Troops in the Philippines have found the bodies of what appeared to be executed civilians outside a besieged city as fighting between the military and an Islamic State-linked group carries on in the south. About 100 people have been killed so far in the last six days.

The bodies of 16 civilians were found in two locations. Eight bodies were found near Mindanao State University in Marawi City and included four men, three women and a child, The New York Times quoted Brig. Gen. Restituto Padilla, a military spokesman, as saying.

The bodies of the eight other victims were found in a ditch at the edge of the city with their hands tied and gunshot wounds to the head. A cardboard sign that was tied to one of the bodies said "Munafik," which means hypocrite or traitor. Nine spent bullet casings were also found on a blood-stained patch of road, according to Reuters, which reported that the eight men, who were shot in the head and some with hands tied behind their backs, were likely laborers who were stopped by militants while trying to flee clashes.

The killings were supposedly done by the local Maute group, which is also known as the Islamic State of Lanao. The group is trying to woo Islamic State in the Middle East for affiliation, according to the newswire.

The violence erupted in Asia's only Catholic-majority nation Tuesday after the army raided the hideout of Isnilon Hapilon, a commander of the Abu Sayyaf militant group who has pledged allegiance to Islamic State. He is on the FBI's list of most-wanted terrorists with a $5 million reward for information leading to his capture.

The country's controversial President Rodrigo Duterte declared a 60-day martial law in southern Philippines last week.

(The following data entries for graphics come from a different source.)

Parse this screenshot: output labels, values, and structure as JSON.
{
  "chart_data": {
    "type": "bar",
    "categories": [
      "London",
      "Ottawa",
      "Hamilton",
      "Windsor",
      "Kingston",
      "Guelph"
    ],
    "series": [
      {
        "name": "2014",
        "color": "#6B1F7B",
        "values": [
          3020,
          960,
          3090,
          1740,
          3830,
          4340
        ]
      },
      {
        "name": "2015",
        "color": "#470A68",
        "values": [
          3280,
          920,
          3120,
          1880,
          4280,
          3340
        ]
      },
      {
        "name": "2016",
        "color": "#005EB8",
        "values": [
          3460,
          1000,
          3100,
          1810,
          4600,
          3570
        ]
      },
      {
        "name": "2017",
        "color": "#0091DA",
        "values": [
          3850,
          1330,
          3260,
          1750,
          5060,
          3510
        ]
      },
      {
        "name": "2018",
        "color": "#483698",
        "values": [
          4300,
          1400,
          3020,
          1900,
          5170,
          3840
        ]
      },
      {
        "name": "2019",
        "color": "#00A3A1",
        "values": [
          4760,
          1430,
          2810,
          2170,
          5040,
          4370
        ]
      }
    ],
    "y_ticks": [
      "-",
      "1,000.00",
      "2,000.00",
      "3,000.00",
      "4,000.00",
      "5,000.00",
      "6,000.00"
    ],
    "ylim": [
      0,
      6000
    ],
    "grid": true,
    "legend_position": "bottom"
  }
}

While showing support to the troops later, Duterte "joked" that each personnel could rape three women without any consequences, for which he was severely criticized.

At least 41 militants have been killed and 13 military men as of Saturday, the army said. The extent of civilian casualties is still unknown.

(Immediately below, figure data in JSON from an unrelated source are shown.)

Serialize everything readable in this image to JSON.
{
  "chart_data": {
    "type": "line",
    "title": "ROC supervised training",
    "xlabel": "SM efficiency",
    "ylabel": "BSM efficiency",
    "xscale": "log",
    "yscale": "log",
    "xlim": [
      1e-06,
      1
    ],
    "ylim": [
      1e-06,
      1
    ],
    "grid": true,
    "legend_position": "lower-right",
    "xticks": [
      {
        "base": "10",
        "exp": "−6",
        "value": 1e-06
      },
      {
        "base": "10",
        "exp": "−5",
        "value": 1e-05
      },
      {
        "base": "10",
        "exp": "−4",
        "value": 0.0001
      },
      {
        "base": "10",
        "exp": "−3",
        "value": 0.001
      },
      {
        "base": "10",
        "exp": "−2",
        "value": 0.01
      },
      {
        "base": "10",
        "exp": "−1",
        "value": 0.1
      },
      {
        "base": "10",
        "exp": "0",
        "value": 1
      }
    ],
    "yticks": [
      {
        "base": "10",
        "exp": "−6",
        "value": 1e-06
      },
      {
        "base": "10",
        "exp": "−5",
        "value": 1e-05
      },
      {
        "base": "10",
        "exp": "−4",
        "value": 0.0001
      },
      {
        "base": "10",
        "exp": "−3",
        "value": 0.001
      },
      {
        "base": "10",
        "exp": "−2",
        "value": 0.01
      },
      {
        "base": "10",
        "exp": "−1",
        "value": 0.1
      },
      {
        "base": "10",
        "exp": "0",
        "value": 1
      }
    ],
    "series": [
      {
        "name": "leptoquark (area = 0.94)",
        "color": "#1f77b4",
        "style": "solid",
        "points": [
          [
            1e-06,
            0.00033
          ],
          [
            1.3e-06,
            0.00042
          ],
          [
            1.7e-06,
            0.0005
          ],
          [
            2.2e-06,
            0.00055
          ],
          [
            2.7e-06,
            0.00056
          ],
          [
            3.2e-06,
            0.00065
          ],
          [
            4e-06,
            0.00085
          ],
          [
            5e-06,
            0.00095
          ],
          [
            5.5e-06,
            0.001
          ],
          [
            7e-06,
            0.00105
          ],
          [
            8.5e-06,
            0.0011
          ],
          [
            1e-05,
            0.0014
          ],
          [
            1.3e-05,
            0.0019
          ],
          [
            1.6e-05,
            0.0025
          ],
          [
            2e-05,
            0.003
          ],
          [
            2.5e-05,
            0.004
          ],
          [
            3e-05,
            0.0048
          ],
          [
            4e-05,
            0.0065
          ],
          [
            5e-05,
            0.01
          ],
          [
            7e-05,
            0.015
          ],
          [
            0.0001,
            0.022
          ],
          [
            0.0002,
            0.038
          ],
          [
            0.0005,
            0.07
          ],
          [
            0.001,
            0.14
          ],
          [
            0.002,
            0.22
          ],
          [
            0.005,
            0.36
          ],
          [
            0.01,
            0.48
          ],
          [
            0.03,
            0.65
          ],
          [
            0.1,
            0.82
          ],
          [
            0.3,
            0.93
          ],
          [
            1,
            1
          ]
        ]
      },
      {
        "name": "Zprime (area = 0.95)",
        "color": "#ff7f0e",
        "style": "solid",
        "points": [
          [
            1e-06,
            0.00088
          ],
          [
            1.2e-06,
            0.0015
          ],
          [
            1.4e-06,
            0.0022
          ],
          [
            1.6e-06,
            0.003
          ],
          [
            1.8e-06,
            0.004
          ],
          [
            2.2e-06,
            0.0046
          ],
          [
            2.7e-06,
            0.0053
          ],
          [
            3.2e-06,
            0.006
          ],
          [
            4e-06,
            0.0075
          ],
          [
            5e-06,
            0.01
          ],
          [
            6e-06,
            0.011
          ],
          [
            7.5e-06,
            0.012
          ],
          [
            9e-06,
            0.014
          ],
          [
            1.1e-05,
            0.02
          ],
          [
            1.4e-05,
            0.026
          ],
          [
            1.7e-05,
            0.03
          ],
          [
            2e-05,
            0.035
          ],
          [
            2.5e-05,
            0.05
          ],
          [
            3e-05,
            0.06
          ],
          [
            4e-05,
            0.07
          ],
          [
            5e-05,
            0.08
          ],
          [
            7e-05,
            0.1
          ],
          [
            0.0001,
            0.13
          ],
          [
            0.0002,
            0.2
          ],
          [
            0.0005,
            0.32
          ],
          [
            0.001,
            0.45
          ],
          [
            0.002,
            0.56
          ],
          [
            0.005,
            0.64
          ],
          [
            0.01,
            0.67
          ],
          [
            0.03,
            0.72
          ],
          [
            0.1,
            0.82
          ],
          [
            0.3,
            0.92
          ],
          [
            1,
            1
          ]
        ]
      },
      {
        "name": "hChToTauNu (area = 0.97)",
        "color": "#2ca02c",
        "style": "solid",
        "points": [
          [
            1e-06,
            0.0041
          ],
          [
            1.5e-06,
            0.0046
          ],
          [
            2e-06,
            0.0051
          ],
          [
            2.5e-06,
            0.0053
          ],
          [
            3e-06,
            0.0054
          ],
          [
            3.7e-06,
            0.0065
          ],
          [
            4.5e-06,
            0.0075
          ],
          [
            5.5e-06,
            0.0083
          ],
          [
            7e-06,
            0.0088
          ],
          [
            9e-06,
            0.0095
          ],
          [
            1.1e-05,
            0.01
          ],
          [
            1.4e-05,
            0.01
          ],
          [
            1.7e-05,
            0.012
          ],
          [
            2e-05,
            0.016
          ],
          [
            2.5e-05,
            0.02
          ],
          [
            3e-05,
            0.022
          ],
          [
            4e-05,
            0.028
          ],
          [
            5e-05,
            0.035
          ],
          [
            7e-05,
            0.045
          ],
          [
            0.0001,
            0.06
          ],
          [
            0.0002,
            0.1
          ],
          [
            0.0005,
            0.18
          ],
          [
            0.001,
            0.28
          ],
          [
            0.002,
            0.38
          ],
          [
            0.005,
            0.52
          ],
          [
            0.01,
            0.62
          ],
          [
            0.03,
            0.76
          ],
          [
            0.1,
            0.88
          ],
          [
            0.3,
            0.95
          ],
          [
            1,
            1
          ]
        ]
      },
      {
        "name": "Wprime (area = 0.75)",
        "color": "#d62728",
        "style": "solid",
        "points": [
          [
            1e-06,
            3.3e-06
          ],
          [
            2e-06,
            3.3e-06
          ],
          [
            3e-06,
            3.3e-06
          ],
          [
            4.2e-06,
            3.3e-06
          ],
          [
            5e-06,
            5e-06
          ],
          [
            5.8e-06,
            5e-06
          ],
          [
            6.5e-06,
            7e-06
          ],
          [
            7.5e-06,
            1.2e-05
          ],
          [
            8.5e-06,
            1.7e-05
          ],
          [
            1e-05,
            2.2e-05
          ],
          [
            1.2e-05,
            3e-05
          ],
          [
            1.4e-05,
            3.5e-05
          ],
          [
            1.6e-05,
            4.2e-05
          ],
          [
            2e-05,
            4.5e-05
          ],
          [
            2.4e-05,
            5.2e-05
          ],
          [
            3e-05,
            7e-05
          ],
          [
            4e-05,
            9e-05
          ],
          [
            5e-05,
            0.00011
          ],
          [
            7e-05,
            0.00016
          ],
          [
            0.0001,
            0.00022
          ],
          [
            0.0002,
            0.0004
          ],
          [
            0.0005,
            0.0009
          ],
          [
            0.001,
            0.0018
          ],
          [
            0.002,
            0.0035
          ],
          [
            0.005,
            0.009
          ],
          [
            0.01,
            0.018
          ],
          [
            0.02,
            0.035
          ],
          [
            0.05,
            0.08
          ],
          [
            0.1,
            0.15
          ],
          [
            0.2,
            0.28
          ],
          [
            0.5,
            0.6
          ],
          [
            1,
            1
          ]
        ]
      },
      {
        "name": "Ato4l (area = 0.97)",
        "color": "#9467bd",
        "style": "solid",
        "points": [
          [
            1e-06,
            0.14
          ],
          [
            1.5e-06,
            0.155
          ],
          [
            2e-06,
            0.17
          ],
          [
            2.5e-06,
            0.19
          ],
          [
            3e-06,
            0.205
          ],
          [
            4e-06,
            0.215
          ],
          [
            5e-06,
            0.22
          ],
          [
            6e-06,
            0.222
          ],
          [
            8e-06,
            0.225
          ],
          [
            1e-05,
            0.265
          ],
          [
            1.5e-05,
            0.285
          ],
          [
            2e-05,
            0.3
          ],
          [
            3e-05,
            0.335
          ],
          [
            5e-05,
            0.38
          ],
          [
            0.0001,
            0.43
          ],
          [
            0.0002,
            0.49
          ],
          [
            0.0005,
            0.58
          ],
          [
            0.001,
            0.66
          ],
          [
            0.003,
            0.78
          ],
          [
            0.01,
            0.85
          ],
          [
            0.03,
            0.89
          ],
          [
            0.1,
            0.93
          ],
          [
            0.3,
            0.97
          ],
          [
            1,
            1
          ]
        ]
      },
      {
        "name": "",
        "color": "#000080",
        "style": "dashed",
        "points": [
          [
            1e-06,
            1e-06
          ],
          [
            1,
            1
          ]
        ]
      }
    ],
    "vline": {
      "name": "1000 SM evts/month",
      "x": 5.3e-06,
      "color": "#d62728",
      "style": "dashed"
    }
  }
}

The military has been criticized for conducting air strikes and for hampering efforts to evacuate civilians. "Some have no food at all," Zia Alonto Adiong, a local politician who is coordinating efforts to get people out of the city, was quoted as saying. "Some fear for their lives. This is a conflict that has gone beyond proportion. The magnitude of the degree of the damage and the people that are affected ... it's really massive."

A Catholic priest and a number of worshipers were taken hostage last week after militants besieged Marawi and beheaded a police chief there.

Marawi Bishop Edwin de la Pena told The Associated Press earlier that the militants forced their way into the Marawi Cathedral and seized Catholic priest Fr. Chito Suganob, 10 worshipers and three church workers.

"We are in a state of emergency," Duterte said Wednesday. "I have a serious problem in Mindanao and the ISIS footprints are everywhere."

"If I think that you should die, you will die," Duterte warned in declaring martial rule while noting that law-abiding citizens would be kept safe. "If you fight us, you will die. If there is open defiance, you will die. And if it means many people dying, so be it."